Photo by Riza Gabriela / Unsplash

The 'Squid Game' is a South Korean tv series, where hundreds of desperate and financially strapped contestants are invited to compete in a series of children's games. One of the games looks like the current Market situation, in 'Red Light, Green light', the players move from the starting line toward the finish line. If one of the players tries to move when the red light is on, he or she gets killed, a deadly version of the game. The players need to move at a moderate pace so that they can stop on time when the red light turns on.

Currently, the Bears aren't strong enough to continue pushing the Market below 3,800 and the Bulls haven't been able to break the 4,150 resistance which I have been mentioning for a long time now. Move aggressively in any direction, and your account could suffer severe damage if you get trapped on the wrong side of a trade. Day traders or swing traders might not have such a big issue with the current volatility. Trend traders, on the other hand, will struggle to find a winner that can withstand the Market alternating between selling pressure and weak demand.

Green Light

Eventually, after weeks, months or years, the S&P 500 will finally break the two milestones that I have been mentioning in every article for the past months (4,150 and 4,350). The 30-week EMA (blue line) has flattened, and the interesting part is that there is evidence that the Bears have lost some power.

In the weekly chart below, the S&P 500 started a sharp decline in 2022 that sent it to the weekly -3 Keltner Channel (KC), after that, the selling pressure has decreased, and the next decline pushed the index to the -2 KC only. There was a KC bullish divergence, the index went to its current bottom of 3,491 but in terms of volatility it couldn't get as low as the previous decline.

The KC provides evidence that the Bulls aren't that strong yet, they might have been able to stop the decline, but there hasn't been enough demand to break the +1 KC resistance (yellow highlighted areas). Compare that to the rally of 2020-2021, once it started the index never went below the 30-week EMA and it was moving at overbought levels for a long time (overbought level is considered to be +3 KC or above, green highlighted areas).

S&P 500, weekly chart, you can click on the image to magnify it

In a scenario when the Bulls finally start to break significant resistances, the 30-week EMA will start to point upward and we finally see that the index starts to operate above the +1 KC. This is unlikely to happen in a single week. In order for the S&P 500 to break the weekly +1 KC it has to close above 4,200. If we zoom in to the daily chart, that requires a lot of demand.

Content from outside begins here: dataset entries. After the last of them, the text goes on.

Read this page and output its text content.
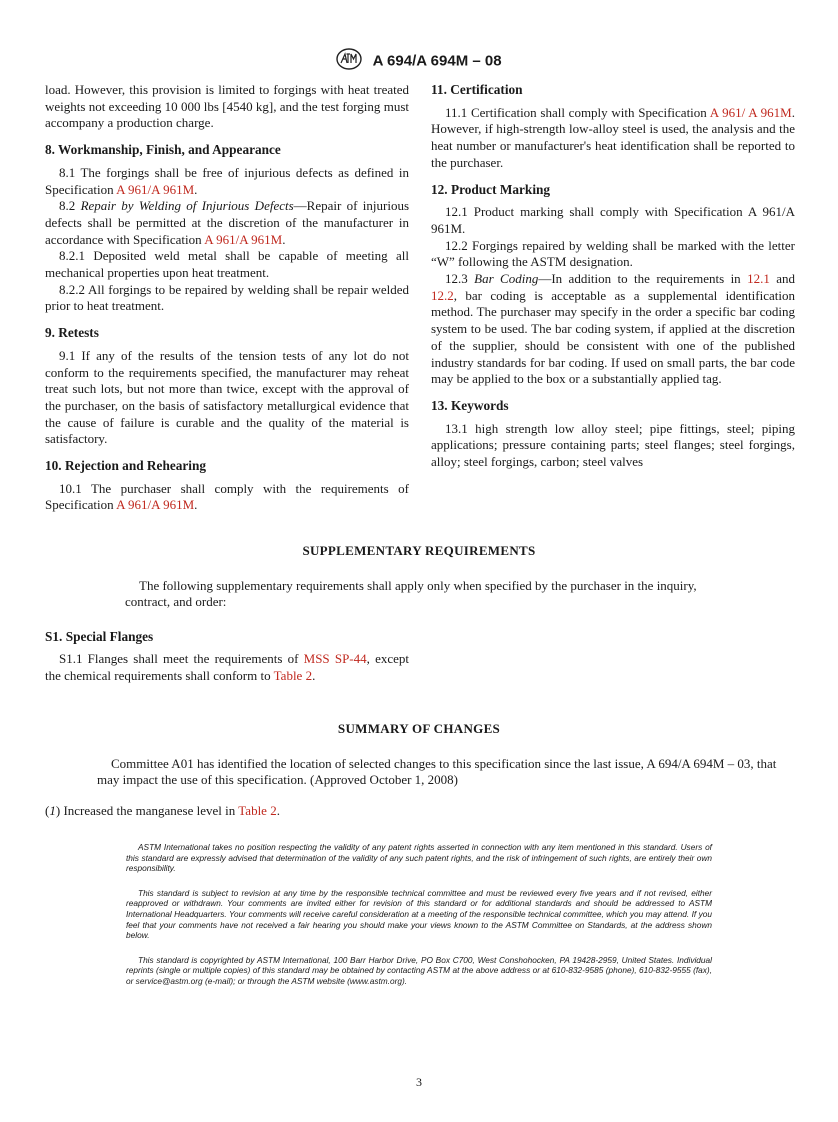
A 694/A 694M – 08

load. However, this provision is limited to forgings with heat treated weights not exceeding 10 000 lbs [4540 kg], and the test forging must accompany a production charge.

8. Workmanship, Finish, and Appearance

8.1 The forgings shall be free of injurious defects as defined in Specification A 961/A 961M.

8.2 Repair by Welding of Injurious Defects—Repair of injurious defects shall be permitted at the discretion of the manufacturer in accordance with Specification A 961/A 961M.

8.2.1 Deposited weld metal shall be capable of meeting all mechanical properties upon heat treatment.

8.2.2 All forgings to be repaired by welding shall be repair welded prior to heat treatment.

9. Retests

9.1 If any of the results of the tension tests of any lot do not conform to the requirements specified, the manufacturer may reheat treat such lots, but not more than twice, except with the approval of the purchaser, on the basis of satisfactory metallurgical evidence that the cause of failure is curable and the quality of the material is satisfactory.

10. Rejection and Rehearing

10.1 The purchaser shall comply with the requirements of Specification A 961/A 961M.

11. Certification

11.1 Certification shall comply with Specification A 961/ A 961M. However, if high-strength low-alloy steel is used, the analysis and the heat number or manufacturer's heat identification shall be reported to the purchaser.

12. Product Marking

12.1 Product marking shall comply with Specification A 961/A 961M.

12.2 Forgings repaired by welding shall be marked with the letter “W” following the ASTM designation.

12.3 Bar Coding—In addition to the requirements in 12.1 and 12.2, bar coding is acceptable as a supplemental identification method. The purchaser may specify in the order a specific bar coding system to be used. The bar coding system, if applied at the discretion of the supplier, should be consistent with one of the published industry standards for bar coding. If used on small parts, the bar code may be applied to the box or a substantially applied tag.

13. Keywords

13.1 high strength low alloy steel; pipe fittings, steel; piping applications; pressure containing parts; steel flanges; steel forgings, alloy; steel forgings, carbon; steel valves

SUPPLEMENTARY REQUIREMENTS

The following supplementary requirements shall apply only when specified by the purchaser in the inquiry, contract, and order:

S1. Special Flanges

S1.1 Flanges shall meet the requirements of MSS SP-44, except the chemical requirements shall conform to Table 2.

SUMMARY OF CHANGES

Committee A01 has identified the location of selected changes to this specification since the last issue, A 694/A 694M – 03, that may impact the use of this specification. (Approved October 1, 2008)

(1) Increased the manganese level in Table 2.

ASTM International takes no position respecting the validity of any patent rights asserted in connection with any item mentioned in this standard. Users of this standard are expressly advised that determination of the validity of any such patent rights, and the risk of infringement of such rights, are entirely their own responsibility.

This standard is subject to revision at any time by the responsible technical committee and must be reviewed every five years and if not revised, either reapproved or withdrawn. Your comments are invited either for revision of this standard or for additional standards and should be addressed to ASTM International Headquarters. Your comments will receive careful consideration at a meeting of the responsible technical committee, which you may attend. If you feel that your comments have not received a fair hearing you should make your views known to the ASTM Committee on Standards, at the address shown below.

This standard is copyrighted by ASTM International, 100 Barr Harbor Drive, PO Box C700, West Conshohocken, PA 19428-2959, United States. Individual reprints (single or multiple copies) of this standard may be obtained by contacting ASTM at the above address or at 610-832-9585 (phone), 610-832-9555 (fax), or service@astm.org (e-mail); or through the ASTM website (www.astm.org).

3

The lower black dotted line is 4,150 a resistance that has only been broken once (yellow highlighted area) and it didn't last much time. Getting to 4,200 or 4,350 would send the index to deeply overbought areas, increasing the risk of a pullback.

S&P 500, daily chart, you can click on the image to magnify it

Red Light

Anything can happen in the Markets, the inflation/recession drama isn't over yet. The Ukraine war and the tensions between USA and China are active issues. If you are only ready for the 'green light' scenario that increases the risk of severe damage to your trading account.

If the selling pressure spikes, the level to monitor is 3,700. It's a level that even during the Bear Market, when the supply was at its highest point, was rejected (yellow highlighted area). If the S&P 500 goes too far below that level and it doesn't recover quickly (1 or 2 weeks) the decline is likely to accelerate and then we are in uncharted territory. The next strong support might not occur until the index reaches 3,400.

Summary

It's impossible to compare 2022 and 2023, the Market is changing. That doesn't mean that the Bears are done, most of the important Market catalysts are still negative. The Bear Market might have temporarily stopped, the S&P 500 is far from the levels of Oct/2022, but we cannot assume that that is enough evidence that the Market will have a powerful rally or that the Bears won't try to make a comeback.

We all play this game in a different way. If you are an adrenaline junkie that can sit in front of the screen all day, your personality might be better suited for day-trading. That doesn't work for everyone, follow your trading plan, whatever that is and if the current situation matches the conditions of your strategy, pull the trigger and manage the risk accordingly.

There isn't a final decision yet, in terms of the Market direction for the next few months. The Market might move in the direction you expect for a few days or weeks, but things can get ugly pretty fast. Without risk management, the probabilities of blowing up your trading account increase exponentially. It's a boring way to keep you playing the game.